Honors section question for Feb. 16 (and paper questions)
Here a couple of questions we can talk about that will also be paper questions on "The Portable Enlightenment Reader":
- Based on your reading, what are the 2, 3, or 4 most important central ideas, themes, or values found in Enlightenment thought? One way to think about this is, what adjectives would you use to describe the Enlightenment?
- Since the end of the 18th century, a number of times and places have seen backlashes against the Enlightenment. The period from the 1960s to the present has seen one of the most intense of these backlashes.
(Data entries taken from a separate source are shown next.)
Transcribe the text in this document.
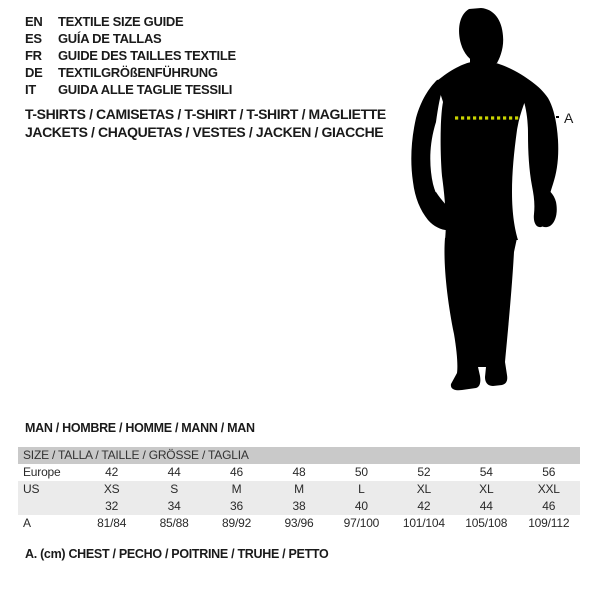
EN	TEXTILE SIZE GUIDE
ES	GUÍA DE TALLAS
FR	GUIDE DES TAILLES TEXTILE
DE	TEXTILGRÖßENFÜHRUNG
IT	GUIDA ALLE TAGLIE TESSILI
T-SHIRTS / CAMISETAS / T-SHIRT / T-SHIRT / MAGLIETTE
JACKETS / CHAQUETAS / VESTES / JACKEN / GIACCHE
A
MAN / HOMBRE / HOMME / MANN / MAN
SIZE / TALLA / TAILLE / GRÖSSE / TAGLIA								
Europe	42	44	46	48	50	52	54	56
US	XS	S	M	M	L	XL	XL	XXL
	32	34	36	38	40	42	44	46
A	81/84	85/88	89/92	93/96	97/100	101/104	105/108	109/112
A. (cm) CHEST / PECHO / POITRINE / TRUHE / PETTO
To what extent are the ideas and values of the Enlightenment reflected in modern American culture, and to what extent (and where) do you see Enlightenment patterns of thought being revised, contradicted, or reversed in modern culture?
- Construct your own critique of the Enlightenment, drawing on the "Portable Enlightenment Reader" and other course materials. [Hint: The "Reader" contains a number of selections the criticize aspects of the Enlightenment, including several from the French philosopher Jean-Jacques Rousseau that differ sharply from the views of his fellow philosophes].
1 Comments:
Locke proposes many of the enlightenment central ideas including that every man is born on equal plane. The mind should be viewed as a “white paper, void of all characters.” And since every man is born without any knowledge of the world he must gain it through experience and trust his own reason. Kant suggests that man take a greater role in his own education and not pass the buck on to other or be encumbered by a “self-incurred tutelage”. Practical things should be taught in school such as mathematics and for deference to progress focus on a dead language like Latin should be lessened. Liberty and religious tolerance are great virtues. Society should be egalitarian. The only role of government should be as Locke says “to secure every man’s possession of the things of this life.”